Indeed, despite Obama’s claim that the opposition in Iran didn’t want his support, Cohen confesses that “protesters I met on the streets of Tehran pointedly asked me, “Where’s Obama?” The conclusion that this policy has been a disaster both in terms of the administration’s credibility and the forlorn hope of convincing the Iranian government that America means business about stopping their nuclear program is inescapable.
According to Cohen, Obama’s team, in which veteran foreign policy hack and Middle East peace processor Dennis Ross now plays a pivotal role from a perch at the National Security Council, is nonetheless determined to move ahead with engagement even though their plans are in ruins. Even if it were inclined to deal with Obama, the Iranian regime “is in no position to talk right now.” Obama has forced everyone in his administration to read from the same playbook on Iran — even Secretary of State Hillary Clinton, who supposedly entered into office with a sensible skepticism about appeasing the regime. But they must now contend with the fact that “Iran has morphed in the global consciousness, to the point that U2 and Madonna have adopted the cause of Iranian democracy.”
Cohen’s report makes it impossible for anyone to believe the promises of administration officials, such as Secretary of Defense Robert Gates, that the U.S. will give the Iranians only until after the United Nations General Assembly meeting in October before switching from engagement to action. Their goal is not containment or reform of Iran but “normalization” with the regime as it stands now. The one thing that Obama does seem serious about when it comes to Iran is stopping Israel from acting on its own to spike a nuclear program that threatens the Jewish state with extinction. “Obama has staked a lot — arguably his whole “smart power” doctrine — on preventing that,” Cohen concludes.

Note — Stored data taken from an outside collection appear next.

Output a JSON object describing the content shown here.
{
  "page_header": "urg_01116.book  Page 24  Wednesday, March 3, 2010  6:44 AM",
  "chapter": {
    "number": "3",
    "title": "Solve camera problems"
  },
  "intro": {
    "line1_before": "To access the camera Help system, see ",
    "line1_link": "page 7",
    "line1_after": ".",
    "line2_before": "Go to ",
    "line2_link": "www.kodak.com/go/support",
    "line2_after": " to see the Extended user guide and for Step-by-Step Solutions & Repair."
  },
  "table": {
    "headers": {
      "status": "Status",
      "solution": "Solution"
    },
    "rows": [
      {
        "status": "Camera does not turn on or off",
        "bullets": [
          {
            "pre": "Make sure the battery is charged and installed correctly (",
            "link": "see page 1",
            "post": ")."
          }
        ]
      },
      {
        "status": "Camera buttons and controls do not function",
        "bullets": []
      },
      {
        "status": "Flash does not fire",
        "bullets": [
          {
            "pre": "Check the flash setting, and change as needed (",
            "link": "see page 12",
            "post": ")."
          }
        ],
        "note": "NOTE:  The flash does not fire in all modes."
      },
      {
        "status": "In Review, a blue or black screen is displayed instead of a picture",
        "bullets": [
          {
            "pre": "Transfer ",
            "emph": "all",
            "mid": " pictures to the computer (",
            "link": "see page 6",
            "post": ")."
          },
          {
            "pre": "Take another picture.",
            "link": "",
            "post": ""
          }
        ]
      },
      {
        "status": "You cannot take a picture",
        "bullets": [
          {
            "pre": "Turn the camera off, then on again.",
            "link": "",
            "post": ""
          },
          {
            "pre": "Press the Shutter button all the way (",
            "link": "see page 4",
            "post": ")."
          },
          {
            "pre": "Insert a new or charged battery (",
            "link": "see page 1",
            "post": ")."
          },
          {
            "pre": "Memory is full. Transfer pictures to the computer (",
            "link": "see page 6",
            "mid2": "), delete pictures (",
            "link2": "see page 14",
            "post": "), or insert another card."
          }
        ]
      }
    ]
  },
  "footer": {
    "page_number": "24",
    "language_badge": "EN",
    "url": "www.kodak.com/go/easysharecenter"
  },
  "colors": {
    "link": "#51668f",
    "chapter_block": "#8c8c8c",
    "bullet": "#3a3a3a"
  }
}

So that’s what it comes down to after so much talk from the president on Iran, both before and after his election. The one thing this administration is determined to do is not to fulfill Obama’s promises to prevent Iran from obtaining nukes or to isolate this despotic regime or to work for its overthrow by the millions of Iranians whom we now know want change. The only point they will stake everything on is stopping Israel from defending itself, even though the last thing Israelis want is to be forced into a position of having to act on their own.
But this is, more or less, how Cohen himself saw the issue this past winter, when his focus was on counteracting the campaign by friends of Israel to raise awareness about the Iranian threat. Though much has changed since then, Cohen’s goal of isolating Israel, not Iran, appears to be the policy that has won out in Washington.